Humans have always lived on earth, but we haven't always been attached to the earth. In our million years before agriculture, humans roamed around in search of edible plants and animals. The buffalo-hunting tribes of the Great Plains in America suggest a model for this style of existence. Competition among tribes involved access to the moving resource rather than attachment to a particular plot of ground.
The adoption of agriculture changed things. Plants don't move. The people who sowed a crop wanted assurance they would be the ones to reap it. For the first time, specific lines in the ground mattered. Not coincidentally, the agricultural revolution gave rise to a revolution in social organization, leading to the creation of states and governments. Bands and clans of hunters were transformed into nations—what we call countries, denoting the attachment of peoples to parcels of geography.
In time the situation was formalized. The 1648 Treaty of Westphalia established for Europe the rules for modern politics there. Three centuries later, the United Nations adopted the model for the world at large. The fundamental principle of organization of the United Nations was territorial sovereignty.
According to this model, the fundamental connection of individuals to larger groups was via nationality—meaning attachment to a nation-state.
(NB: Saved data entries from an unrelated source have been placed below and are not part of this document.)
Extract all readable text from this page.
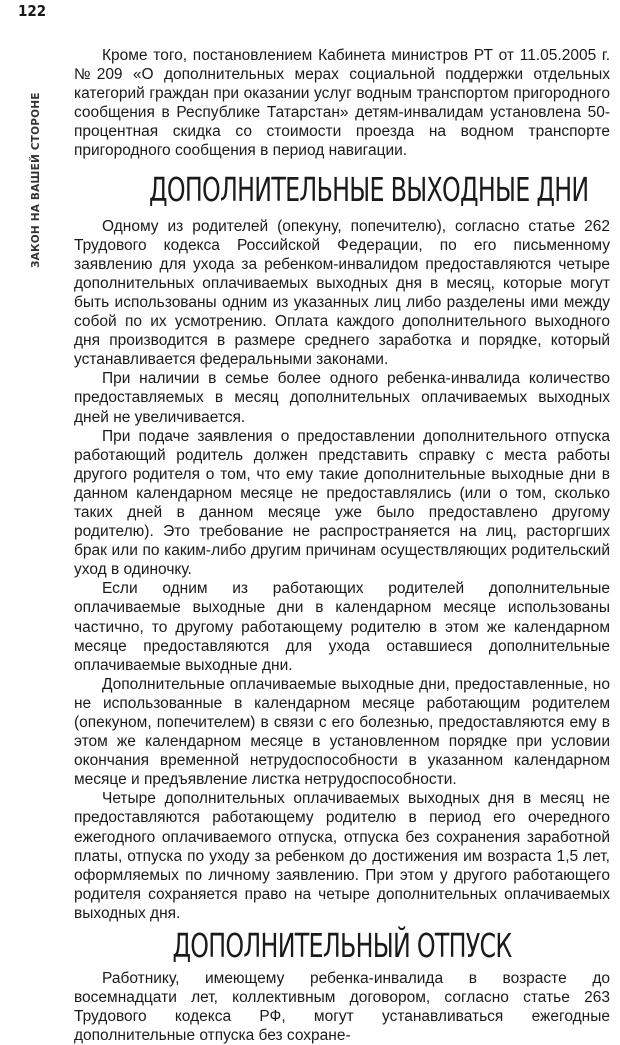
122
ЗАКОН НА ВАШЕЙ СТОРОНЕ

Кроме того, постановлением Кабинета министров РТ от 11.05.2005 г. №209 «О дополнительных мерах социальной поддержки отдельных категорий граждан при оказании услуг водным транспортом пригородного сообщения в Республике Татарстан» детям-инвалидам установлена 50-процентная скидка со стоимости проезда на водном транспорте пригородного сообщения в период навигации.

ДОПОЛНИТЕЛЬНЫЕ ВЫХОДНЫЕ ДНИ

Одному из родителей (опекуну, попечителю), согласно статье 262 Трудового кодекса Российской Федерации, по его письменному заявлению для ухода за ребенком-инвалидом предоставляются четыре дополнительных оплачиваемых выходных дня в месяц, которые могут быть использованы одним из указанных лиц либо разделены ими между собой по их усмотрению. Оплата каждого дополнительного выходного дня производится в размере среднего заработка и порядке, который устанавливается федеральными законами.

При наличии в семье более одного ребенка-инвалида количество предоставляемых в месяц дополнительных оплачиваемых выходных дней не увеличивается.

При подаче заявления о предоставлении дополнительного отпуска работающий родитель должен представить справку с места работы другого родителя о том, что ему такие дополнительные выходные дни в данном календарном месяце не предоставлялись (или о том, сколько таких дней в данном месяце уже было предоставлено другому родителю). Это требование не распространяется на лиц, расторгших брак или по каким-либо другим причинам осуществляющих родительский уход в одиночку.

Если одним из работающих родителей дополнительные оплачиваемые выходные дни в календарном месяце использованы частично, то другому работающему родителю в этом же календарном месяце предоставляются для ухода оставшиеся дополнительные оплачиваемые выходные дни.

Дополнительные оплачиваемые выходные дни, предоставленные, но не использованные в календарном месяце работающим родителем (опекуном, попечителем) в связи с его болезнью, предоставляются ему в этом же календарном месяце в установленном порядке при условии окончания временной нетрудоспособности в указанном календарном месяце и предъявление листка нетрудоспособности.

Четыре дополнительных оплачиваемых выходных дня в месяц не предоставляются работающему родителю в период его очередного ежегодного оплачиваемого отпуска, отпуска без сохранения заработной платы, отпуска по уходу за ребенком до достижения им возраста 1,5 лет, оформляемых по личному заявлению. При этом у другого работающего родителя сохраняется право на четыре дополнительных оплачиваемых выходных дня.

ДОПОЛНИТЕЛЬНЫЙ ОТПУСК

Работнику, имеющему ребенка-инвалида в возрасте до восемнадцати лет, коллективным договором, согласно статье 263 Трудового кодекса РФ, могут устанавливаться ежегодные дополнительные отпуска без сохране-
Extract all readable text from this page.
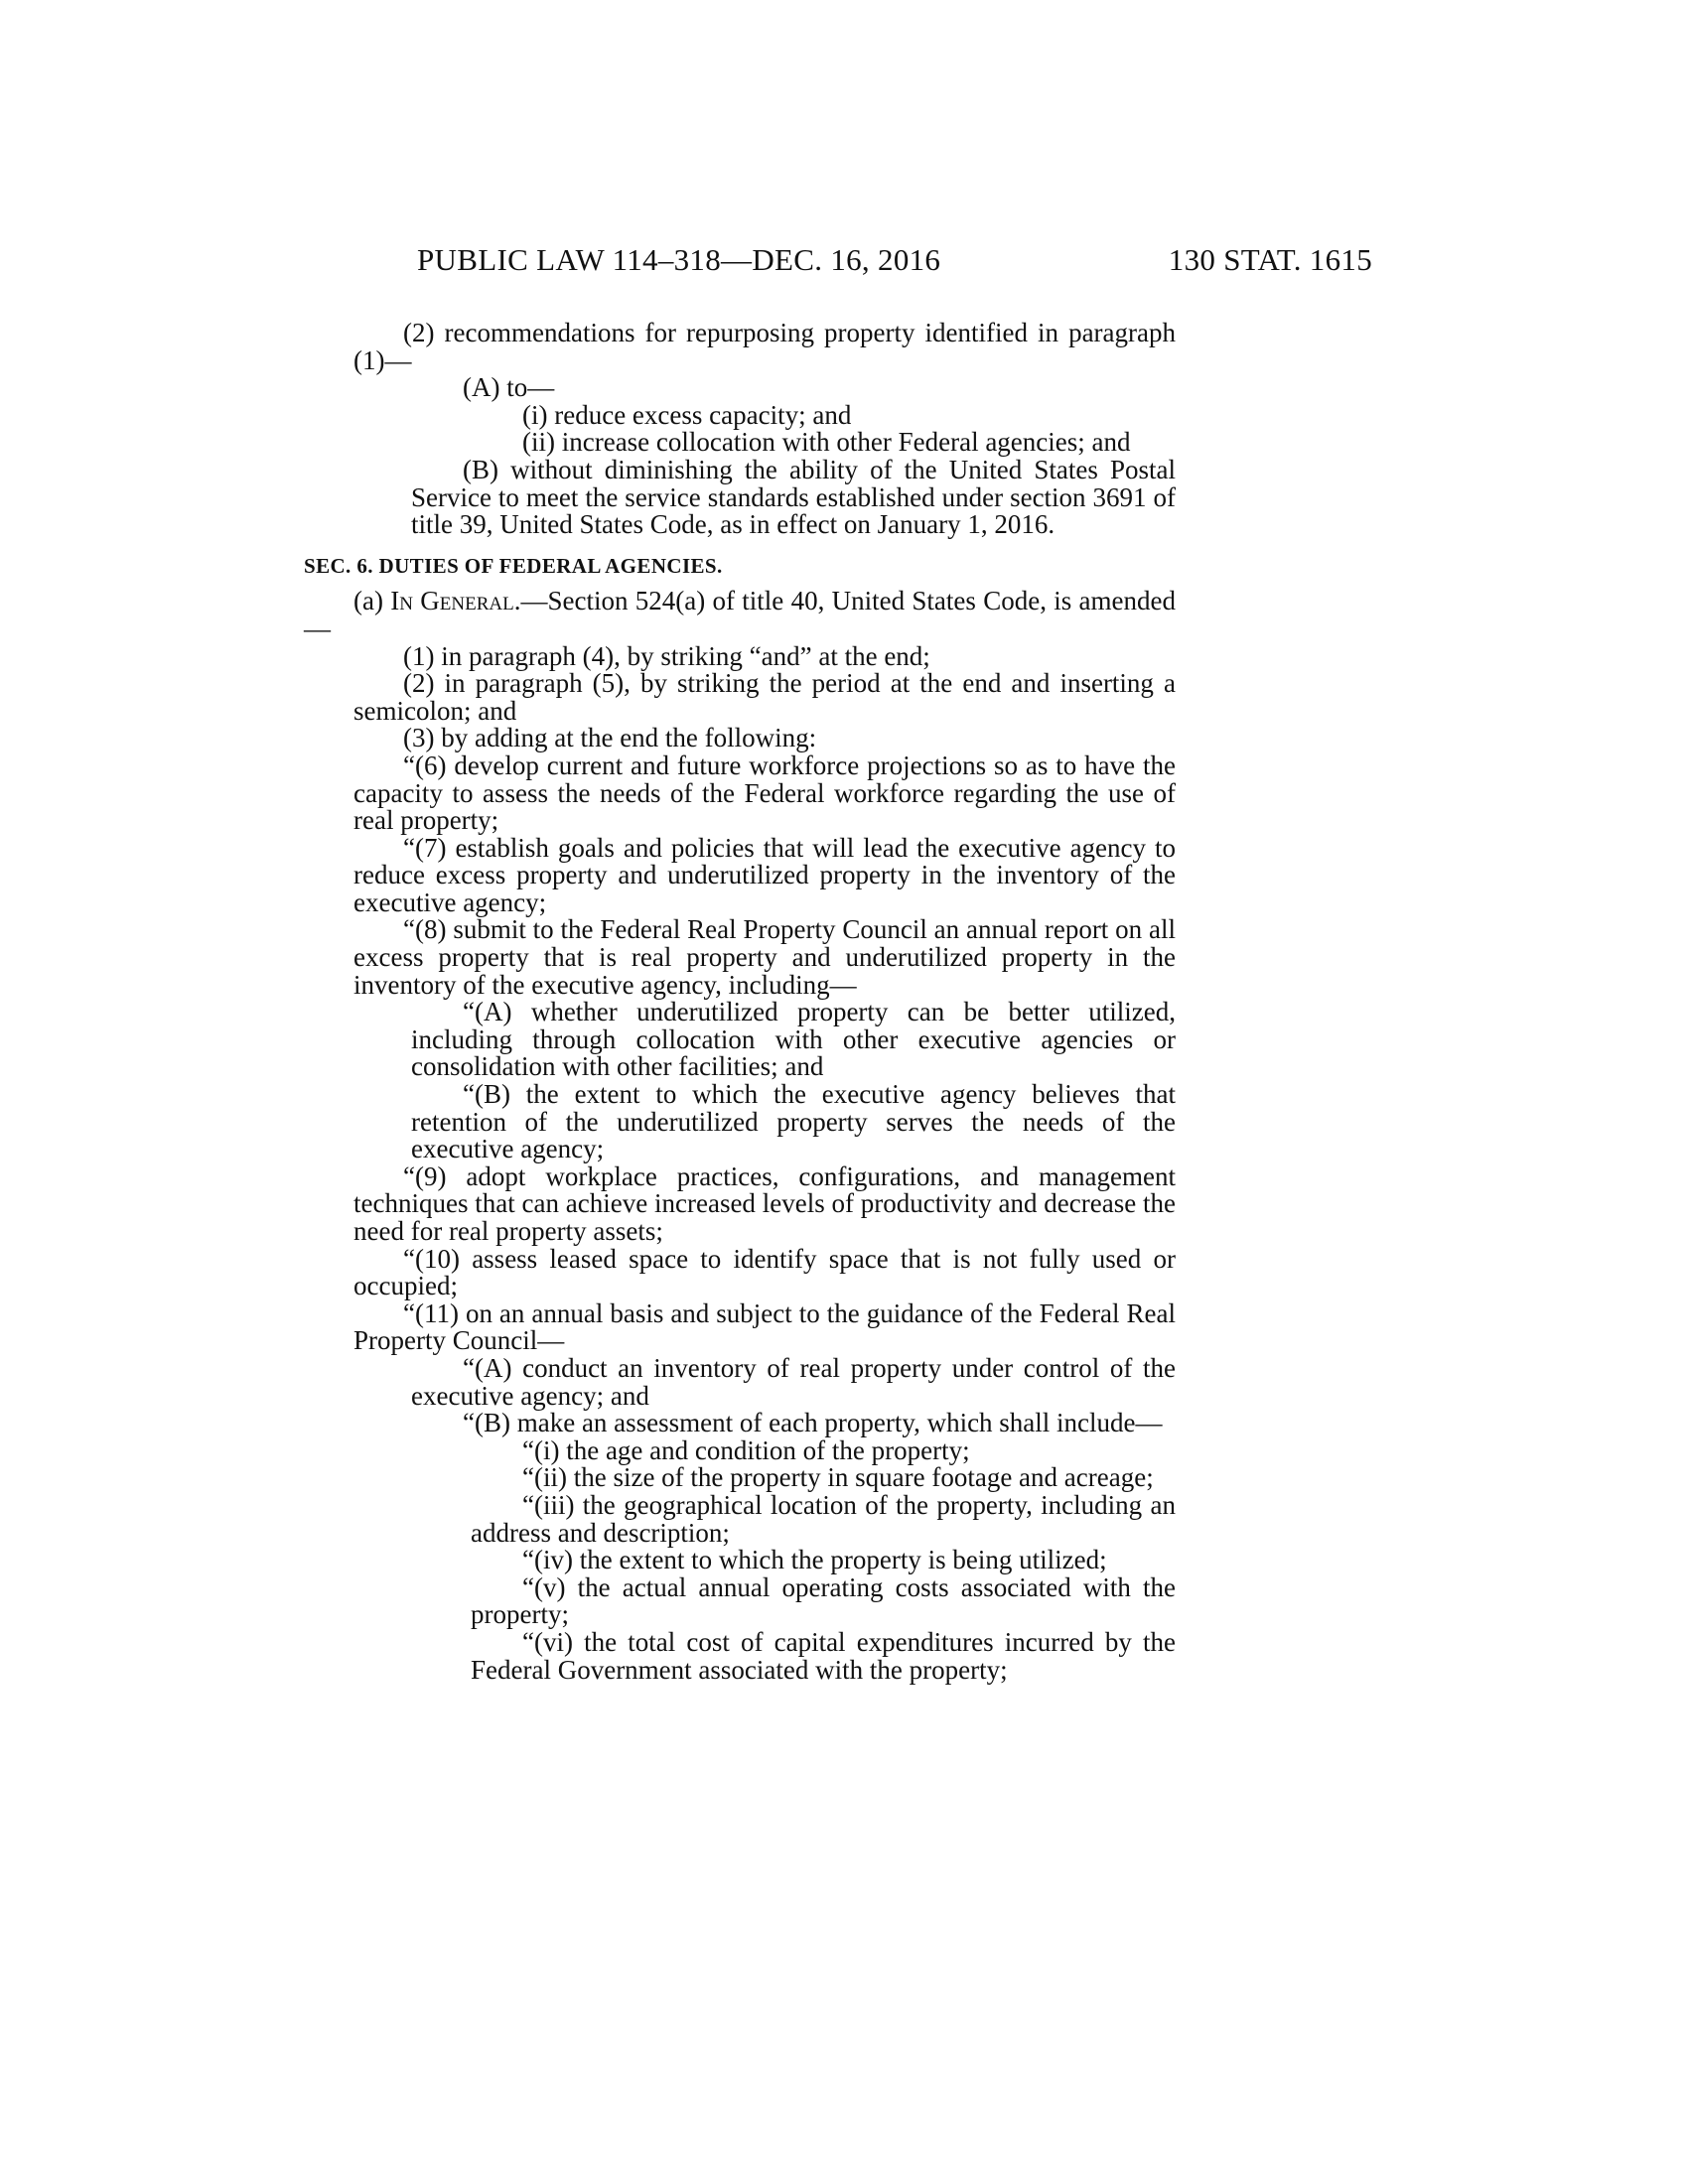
PUBLIC LAW 114–318—DEC. 16, 2016	130 STAT. 1615

(2) recommendations for repurposing property identified in paragraph (1)—

(A) to—

(i) reduce excess capacity; and

(ii) increase collocation with other Federal agencies; and

(B) without diminishing the ability of the United States Postal Service to meet the service standards established under section 3691 of title 39, United States Code, as in effect on January 1, 2016.

SEC. 6. DUTIES OF FEDERAL AGENCIES.

(a) In General.—Section 524(a) of title 40, United States Code, is amended—

(1) in paragraph (4), by striking “and” at the end;

(2) in paragraph (5), by striking the period at the end and inserting a semicolon; and

(3) by adding at the end the following:

“(6) develop current and future workforce projections so as to have the capacity to assess the needs of the Federal workforce regarding the use of real property;

“(7) establish goals and policies that will lead the executive agency to reduce excess property and underutilized property in the inventory of the executive agency;

“(8) submit to the Federal Real Property Council an annual report on all excess property that is real property and underutilized property in the inventory of the executive agency, including—

“(A) whether underutilized property can be better utilized, including through collocation with other executive agencies or consolidation with other facilities; and

“(B) the extent to which the executive agency believes that retention of the underutilized property serves the needs of the executive agency;

“(9) adopt workplace practices, configurations, and management techniques that can achieve increased levels of productivity and decrease the need for real property assets;

“(10) assess leased space to identify space that is not fully used or occupied;

“(11) on an annual basis and subject to the guidance of the Federal Real Property Council—

“(A) conduct an inventory of real property under control of the executive agency; and

“(B) make an assessment of each property, which shall include—

“(i) the age and condition of the property;

“(ii) the size of the property in square footage and acreage;

“(iii) the geographical location of the property, including an address and description;

“(iv) the extent to which the property is being utilized;

“(v) the actual annual operating costs associated with the property;

“(vi) the total cost of capital expenditures incurred by the Federal Government associated with the property;
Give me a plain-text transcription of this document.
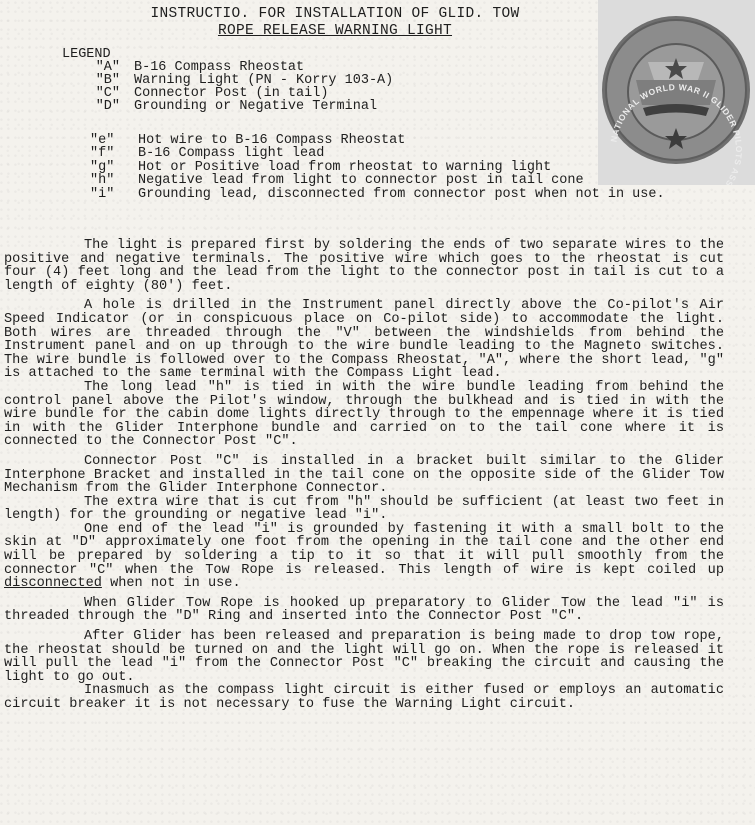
INSTRUCTIO. FOR INSTALLATION OF GLID. TOW
ROPE RELEASE WARNING LIGHT
NATIONAL WORLD WAR II GLIDER PILOTS ASS
LEGEND
"A"	B-16 Compass Rheostat
"B"	Warning Light (PN - Korry 103-A)
"C"	Connector Post (in tail)
"D"	Grounding or Negative Terminal
"e"	Hot wire to B-16 Compass Rheostat
"f"	B-16 Compass light lead
"g"	Hot or Positive load from rheostat to warning light
"h"	Negative lead from light to connector post in tail cone
"i"	Grounding lead, disconnected from connector post when not in use.

The light is prepared first by soldering the ends of two separate wires to the positive and negative terminals. The positive wire which goes to the rheostat is cut four (4) feet long and the lead from the light to the connector post in tail is cut to a length of eighty (80') feet.

A hole is drilled in the Instrument panel directly above the Co-pilot's Air Speed Indicator (or in conspicuous place on Co-pilot side) to accommodate the light. Both wires are threaded through the "V" between the windshields from behind the Instrument panel and on up through to the wire bundle leading to the Magneto switches. The wire bundle is followed over to the Compass Rheostat, "A", where the short lead, "g" is attached to the same terminal with the Compass Light lead.

The long lead "h" is tied in with the wire bundle leading from behind the control panel above the Pilot's window, through the bulkhead and is tied in with the wire bundle for the cabin dome lights directly through to the empennage where it is tied in with the Glider Interphone bundle and carried on to the tail cone where it is connected to the Connector Post "C".

Connector Post "C" is installed in a bracket built similar to the Glider Interphone Bracket and installed in the tail cone on the opposite side of the Glider Tow Mechanism from the Glider Interphone Connector.

The extra wire that is cut from "h" should be sufficient (at least two feet in length) for the grounding or negative lead "i".

One end of the lead "i" is grounded by fastening it with a small bolt to the skin at "D" approximately one foot from the opening in the tail cone and the other end will be prepared by soldering a tip to it so that it will pull smoothly from the connector "C" when the Tow Rope is released. This length of wire is kept coiled up disconnected when not in use.

When Glider Tow Rope is hooked up preparatory to Glider Tow the lead "i" is threaded through the "D" Ring and inserted into the Connector Post "C".

After Glider has been released and preparation is being made to drop tow rope, the rheostat should be turned on and the light will go on. When the rope is released it will pull the lead "i" from the Connector Post "C" breaking the circuit and causing the light to go out.

Inasmuch as the compass light circuit is either fused or employs an automatic circuit breaker it is not necessary to fuse the Warning Light circuit.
Nations are, in a fundamental sense, black boxes to other nations. What goes on inside one nation is the business of that nation only.
There are exceptions to the rule. The concept of human rights aims to transcend national sovereignty. But this concept remains vague and flimsy compared to the stubbornly robust idea of national sovereignty and geographical exclusivity.
The claim of governments over individuals is stronger than any other claim. Governments can legitimately seize the property of individuals, through taxes, and they can deprive individuals of liberty, through court action and imprisonment. In some countries, they can deprive individuals of life, via the death penalty. In all countries, they can put individuals at risk of death via military service.
Governments and the societies they represent reward loyalty, calling it patriotism. The greatest heroes are those who put love of country ahead of love of self. The greatest villains are traitors, who place another country ahead of their own. Flags and the rituals surrounding them, including national anthems, remind individuals where their loyalty must lie.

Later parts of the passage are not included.